Editorias, Opinião

Erros honestos = Políticos felizes

Este artigo é escrito ao abrigo do novo acordo ortográfico.

Dizer que o formato eleitoral norte-americano é confuso é ser-se eufemístico. É uma nauseante mixórdia de votações públicas e/ou privadas capaz de dar uma valente dor de cabeça ao mais arguto dos comentadores políticos. Longe de mim culpar os media portugueses pela falta de conhecimento sobre o assunto – os profissionais desta minha área têm preocupações de maior, como a vaca que matou a tia da dona à paulada em Valongo dos Azeites, ou a demonstração irrefutável de como o Sócrates é o Anticristo. Não deixa de me causar alguma comichão quando leio notícias como a que foi escrita pela jornalista Helena Tecedeiro para o Diário de Notícias. E cito um excerto: “(…) também nas primárias, o segredo para obter a nomeação é amealhar o maior número de delegados. E aí, a vantagem de Hillary Clinton sobre Bernie Sanders é inegável do lado democrata: a ex-primeira-dama tem 1221 contra os 571 do senador. Para obter a nomeação, são necessários 2383.”

O problema com esta frase é que está objetivamente errada. Sim, a vantagem da Clinton é inegável, mas o número de delegados apontado é falacioso. Por ignorância ou omissão. Os números corretos, neste dia 13 de março, aquando da minha feitura deste artigo, são os seguintes: 774 delegados comprometidos da Hillary contra 553 do Bernie Sanders. Olhando assim, trata-se de uma distância bem mais razoável, não concordam?

É importante, para percebermos o erro da Helena Tecedeiro, entendermos a diferença entre delegados comprometidos e superdelegados. As primárias no Partido Democrata dividem-se em última instância na soma entre dois grandes blocos. Os delegados comprometidos são eleitos por um sufrágio popular, tal como acontece nas eleições portuguesas, que acontece em todos os 50 estados (acrescentando alguns territórios extracontinentais). O número de delegados “disponível” para ser ganho em cada estado depende maioritariamente do número de habitantes do estado em questão. Por isso é que estados do interior americano, como o Wyoming ou a Dakota do Sul, não resultam na eleição de um grande número de delegados, apesar da sua dimensão geográfica.

Temos portanto os delegados comprometidos, fruto do voto do povo em cada estado, distribuídos proporcionalmente consoante o resultado eleitoral. Há, no entanto, um já referido segundo bloco das primárias do Partido Democrata: os superdelegados. Estes são históricos ou figuras proeminentes do partido (pensem analogamente em indivíduos como Mário Soares, ou Manuel Alegre) livres de apoiar qualquer candidato. Apenas na convenção final das primárias, apoiarão irrevogavelmente um candidato da sua escolha, estando libertos nos entretantos para fazerem um flip-flop mental ou mediático. Ou seja, estes são tudo menos comprometidos. Neste artigo do DN há uma soma sem distinção entre os delegados já conseguidos, e cujo voto final é obrigado pelo povo, e os superdelegados, que são uma espécie de gelatina política.

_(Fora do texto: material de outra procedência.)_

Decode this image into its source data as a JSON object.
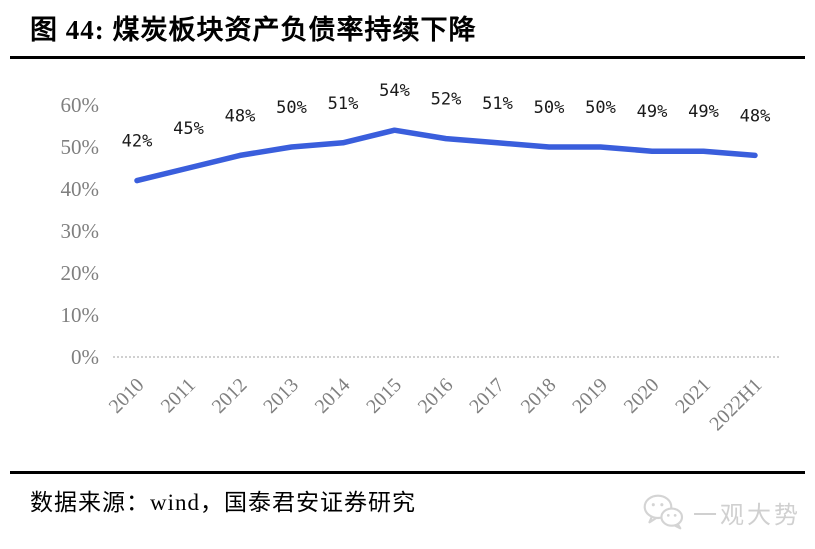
{
  "header": {
    "title": "图 44:  煤炭板块资产负债率持续下降"
  },
  "chart_data": {
    "type": "line",
    "title": "煤炭板块资产负债率持续下降",
    "categories": [
      "2010",
      "2011",
      "2012",
      "2013",
      "2014",
      "2015",
      "2016",
      "2017",
      "2018",
      "2019",
      "2020",
      "2021",
      "2022H1"
    ],
    "values": [
      42,
      45,
      48,
      50,
      51,
      54,
      52,
      51,
      50,
      50,
      49,
      49,
      48
    ],
    "data_labels": [
      "42%",
      "45%",
      "48%",
      "50%",
      "51%",
      "54%",
      "52%",
      "51%",
      "50%",
      "50%",
      "49%",
      "49%",
      "48%"
    ],
    "ylim": [
      0,
      60
    ],
    "ytick_labels": [
      "0%",
      "10%",
      "20%",
      "30%",
      "40%",
      "50%",
      "60%"
    ],
    "xlabel": "",
    "ylabel": "",
    "grid": false,
    "legend": "none",
    "line_color": "#3a5edc",
    "axis_line_color": "#c0c0c0",
    "data_label_color": "#1a1a1a",
    "tick_label_color": "#7f7f7f"
  },
  "footer": {
    "source": "数据来源：wind，国泰君安证券研究"
  },
  "watermark": {
    "text": "一观大势",
    "icon": "wechat-icon"
  }
}
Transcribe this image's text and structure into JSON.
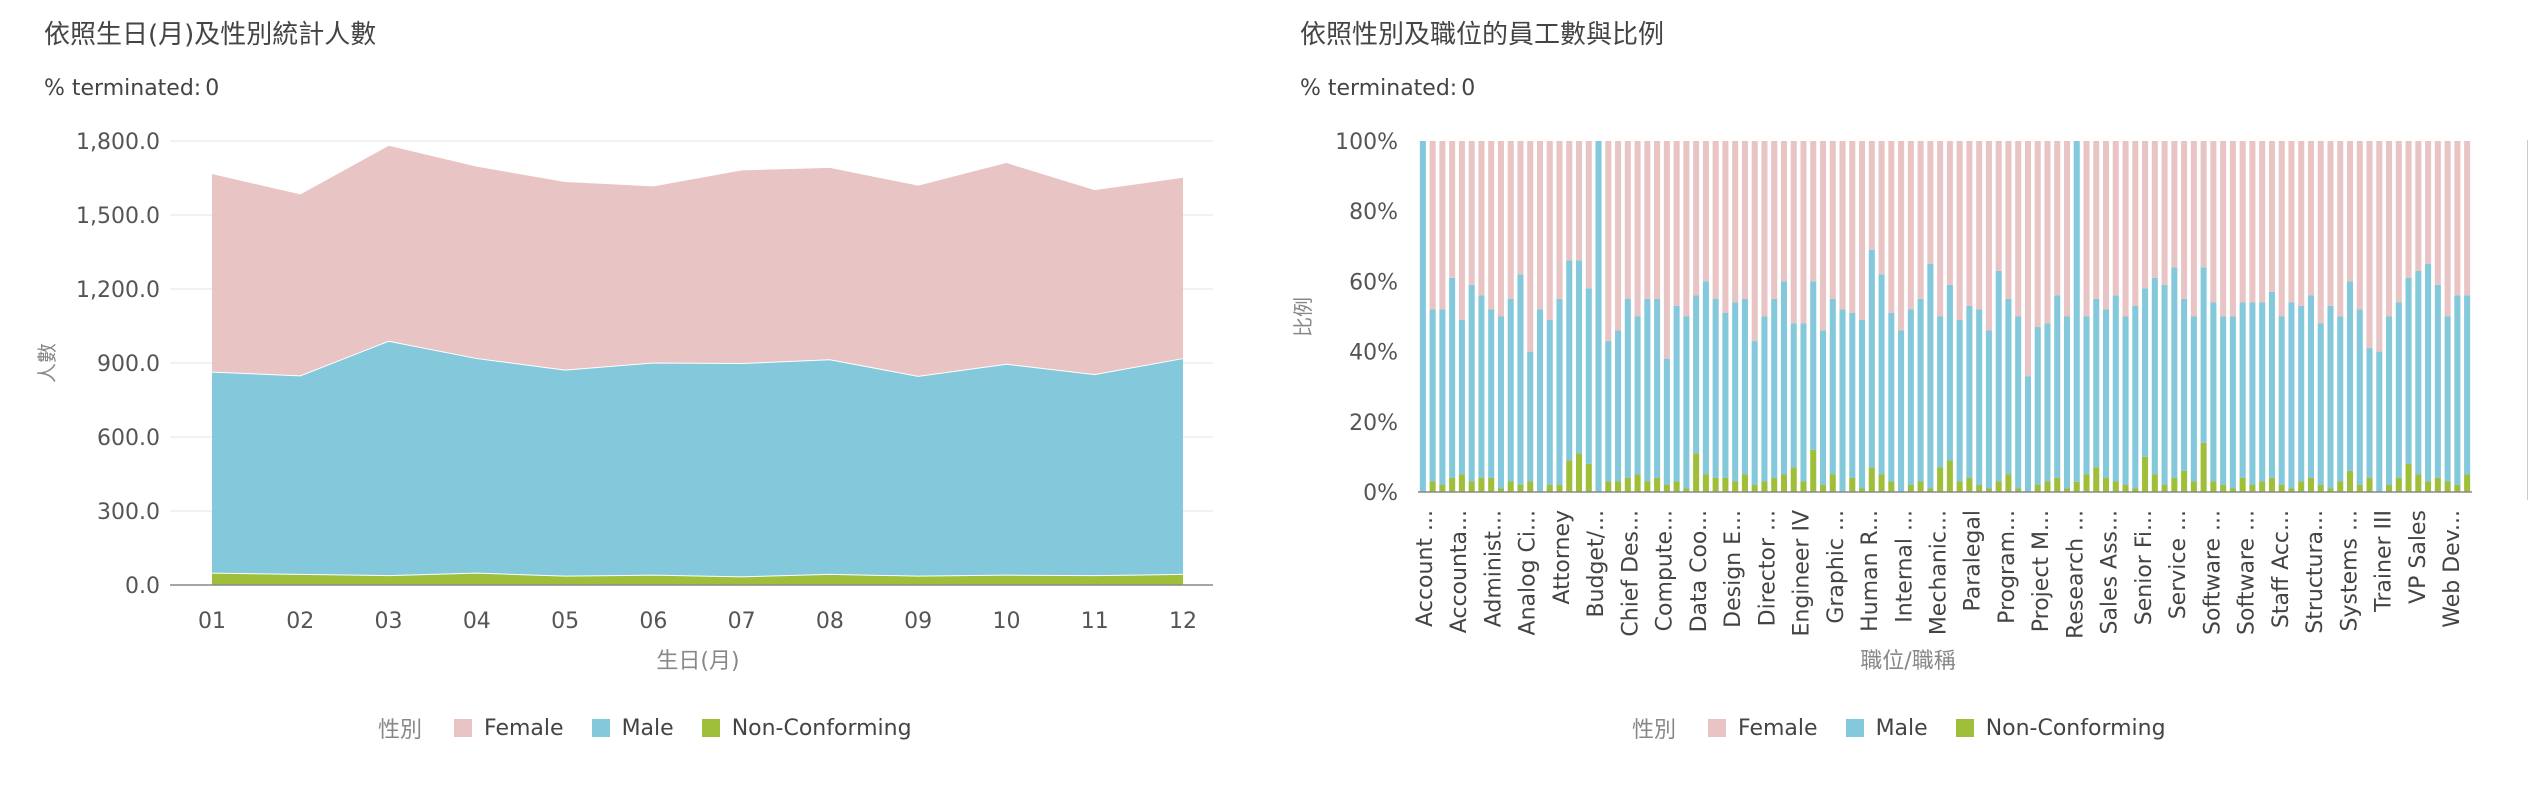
{
  "colors": {
    "female": "#e9c4c4",
    "male": "#83c9db",
    "nonconforming": "#9fbf3a",
    "axis": "#888888",
    "grid": "#e3e3e3"
  },
  "left": {
    "title": "依照生日(月)及性別統計人數",
    "filter_label": "% terminated:",
    "filter_value": "0",
    "legend_title": "性別",
    "legend_items": [
      "Female",
      "Male",
      "Non-Conforming"
    ]
  },
  "right": {
    "title": "依照性別及職位的員工數與比例",
    "filter_label": "% terminated:",
    "filter_value": "0",
    "legend_title": "性別",
    "legend_items": [
      "Female",
      "Male",
      "Non-Conforming"
    ]
  },
  "chart_data": [
    {
      "type": "area",
      "stacked": true,
      "xlabel": "生日(月)",
      "ylabel": "人數",
      "categories": [
        "01",
        "02",
        "03",
        "04",
        "05",
        "06",
        "07",
        "08",
        "09",
        "10",
        "11",
        "12"
      ],
      "ylim": [
        0,
        1800
      ],
      "yticks": [
        "0.0",
        "300.0",
        "600.0",
        "900.0",
        "1,200.0",
        "1,500.0",
        "1,800.0"
      ],
      "grid": true,
      "legend_position": "bottom",
      "series": [
        {
          "name": "Non-Conforming",
          "values": [
            50,
            45,
            40,
            50,
            38,
            42,
            35,
            45,
            38,
            42,
            40,
            45
          ]
        },
        {
          "name": "Male",
          "values": [
            815,
            805,
            950,
            870,
            835,
            860,
            865,
            870,
            810,
            855,
            815,
            875
          ]
        },
        {
          "name": "Female",
          "values": [
            805,
            738,
            795,
            780,
            765,
            718,
            785,
            780,
            775,
            818,
            750,
            735
          ]
        }
      ]
    },
    {
      "type": "bar",
      "stacked": true,
      "normalized": true,
      "xlabel": "職位/職稱",
      "ylabel": "比例",
      "ylim": [
        0,
        100
      ],
      "yticks": [
        "0%",
        "20%",
        "40%",
        "60%",
        "80%",
        "100%"
      ],
      "legend_position": "bottom",
      "bar_count": 108,
      "x_tick_labels": [
        "Account ...",
        "Accounta...",
        "Administ...",
        "Analog Ci...",
        "Attorney",
        "Budget/...",
        "Chief Des...",
        "Compute...",
        "Data Coo...",
        "Design E...",
        "Director ...",
        "Engineer IV",
        "Graphic ...",
        "Human R...",
        "Internal ...",
        "Mechanic...",
        "Paralegal",
        "Program...",
        "Project M...",
        "Research ...",
        "Sales Ass...",
        "Senior Fi...",
        "Service ...",
        "Software ...",
        "Software ...",
        "Staff Acc...",
        "Structura...",
        "Systems ...",
        "Trainer III",
        "VP Sales",
        "Web Dev..."
      ],
      "series": [
        {
          "name": "Non-Conforming",
          "values": [
            0,
            3,
            2,
            4,
            5,
            3,
            4,
            4,
            1,
            3,
            2,
            3,
            0,
            2,
            2,
            9,
            11,
            8,
            0,
            3,
            3,
            4,
            5,
            3,
            4,
            2,
            3,
            1,
            11,
            5,
            4,
            4,
            3,
            5,
            2,
            3,
            4,
            5,
            7,
            3,
            12,
            2,
            5,
            0,
            4,
            1,
            7,
            5,
            3,
            0,
            2,
            3,
            1,
            7,
            9,
            3,
            4,
            2,
            1,
            3,
            5,
            1,
            0,
            2,
            3,
            4,
            1,
            3,
            5,
            7,
            4,
            3,
            2,
            1,
            10,
            5,
            2,
            4,
            6,
            3,
            14,
            3,
            2,
            1,
            4,
            2,
            3,
            4,
            2,
            1,
            3,
            4,
            2,
            1,
            3,
            6,
            2,
            4,
            0,
            2,
            4,
            8,
            5,
            3,
            4,
            3,
            2,
            5
          ]
        },
        {
          "name": "Male",
          "values": [
            100,
            49,
            50,
            57,
            44,
            56,
            52,
            48,
            49,
            52,
            60,
            37,
            52,
            47,
            53,
            57,
            55,
            50,
            100,
            40,
            43,
            51,
            45,
            52,
            51,
            36,
            50,
            49,
            45,
            55,
            51,
            47,
            51,
            50,
            41,
            47,
            51,
            55,
            41,
            45,
            48,
            44,
            50,
            52,
            47,
            48,
            62,
            57,
            48,
            46,
            50,
            52,
            64,
            43,
            50,
            46,
            49,
            50,
            45,
            60,
            50,
            49,
            33,
            45,
            45,
            52,
            49,
            100,
            45,
            48,
            48,
            53,
            48,
            52,
            48,
            56,
            57,
            60,
            49,
            47,
            50,
            51,
            48,
            49,
            50,
            52,
            51,
            53,
            48,
            53,
            50,
            52,
            46,
            52,
            47,
            54,
            50,
            37,
            40,
            48,
            50,
            53,
            58,
            62,
            55,
            47,
            54,
            51
          ]
        },
        {
          "name": "Female",
          "values": [
            0,
            48,
            48,
            39,
            51,
            41,
            44,
            48,
            50,
            45,
            38,
            60,
            48,
            51,
            45,
            34,
            34,
            42,
            0,
            57,
            54,
            45,
            50,
            45,
            45,
            62,
            47,
            50,
            44,
            40,
            45,
            49,
            46,
            45,
            57,
            50,
            45,
            40,
            52,
            52,
            40,
            54,
            45,
            48,
            49,
            51,
            31,
            38,
            49,
            54,
            48,
            45,
            35,
            50,
            41,
            51,
            47,
            48,
            54,
            37,
            45,
            50,
            67,
            53,
            52,
            44,
            50,
            0,
            50,
            45,
            48,
            44,
            50,
            47,
            42,
            39,
            41,
            36,
            45,
            50,
            36,
            46,
            50,
            50,
            46,
            46,
            46,
            43,
            50,
            46,
            47,
            44,
            52,
            47,
            50,
            40,
            48,
            59,
            60,
            50,
            46,
            39,
            37,
            35,
            41,
            50,
            44,
            44
          ]
        }
      ]
    }
  ]
}
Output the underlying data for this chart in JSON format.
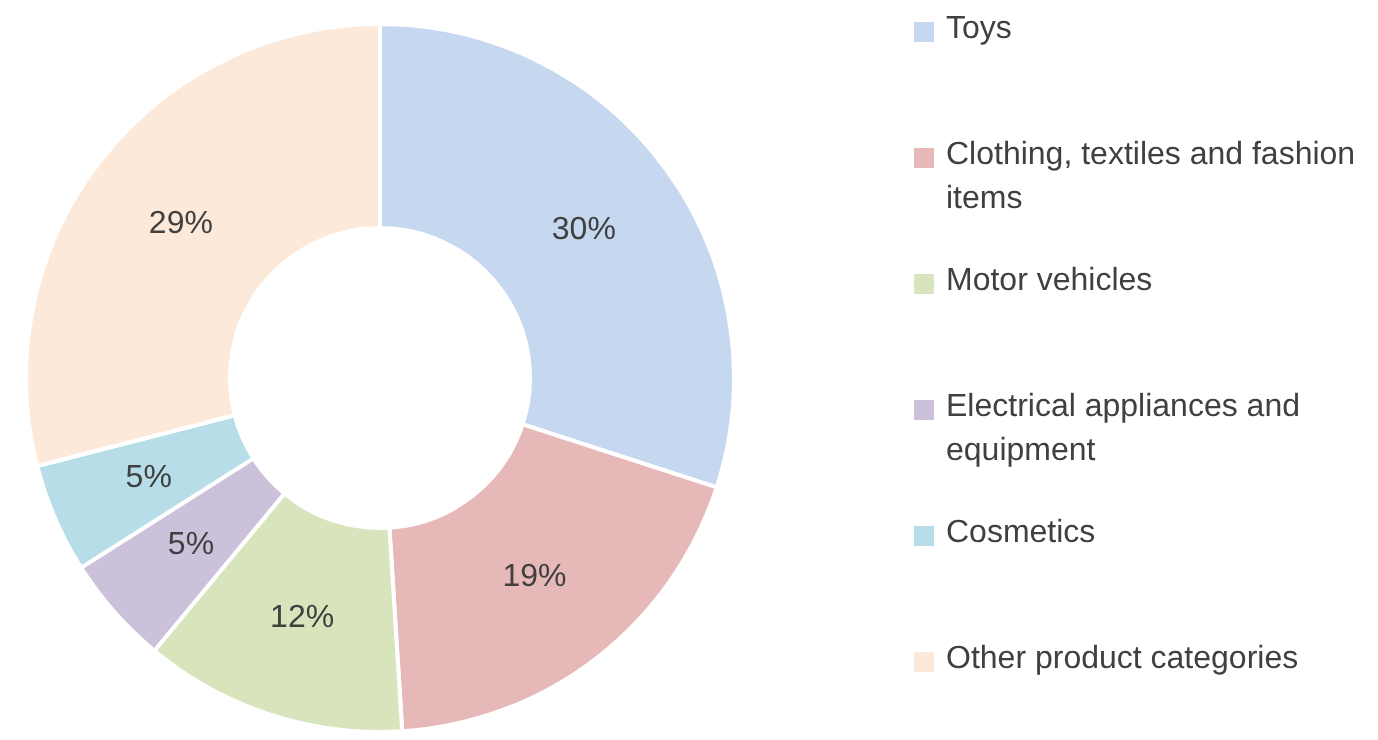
{
  "chart_data": {
    "type": "donut",
    "categories": [
      "Toys",
      "Clothing, textiles and fashion items",
      "Motor vehicles",
      "Electrical appliances and equipment",
      "Cosmetics",
      "Other product categories"
    ],
    "values": [
      30,
      19,
      12,
      5,
      5,
      29
    ],
    "colors": [
      "#c6d8f0",
      "#e6b9b8",
      "#d8e4bc",
      "#ccc1da",
      "#b7dee8",
      "#fde9d9"
    ],
    "value_labels": [
      "30%",
      "19%",
      "12%",
      "5%",
      "5%",
      "29%"
    ],
    "legend": "right"
  }
}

Mas perguntam vocês e bem: “Quem obriga estes dinossauros partidários a alterar o seu apoio pré-declarado?” Parafraseando um artigo da Vox, nunca na história da América os superdelegados permutaram o candidato escolhido pelo povo. Se um dos candidatos, seja qual seja, tiver um maior número de delegados comprometidos, existirá enormíssima pressão social e política bem justificada para não ser subvertida a vontade popular.

Somando todos estes fatores chego à seguinte conclusão: a equiparação dos delegados comprometidos aos superdelegados serve a exclusiva função de propaganda mediática, tentando afirmar uma vertiginosa distância entre Bernie Sanders e Hillary Clinton. Tudo em nome da inércia sufragística, é claro.

Não acredito que a jornalista do DN tenha tido más intenções. Poderia listar dezenas de outros exemplos portugueses ou mesmo internacionais. Já no que toca a estes últimos, as más intenções passam para o reino do plausível, ou, quiçá, do provável.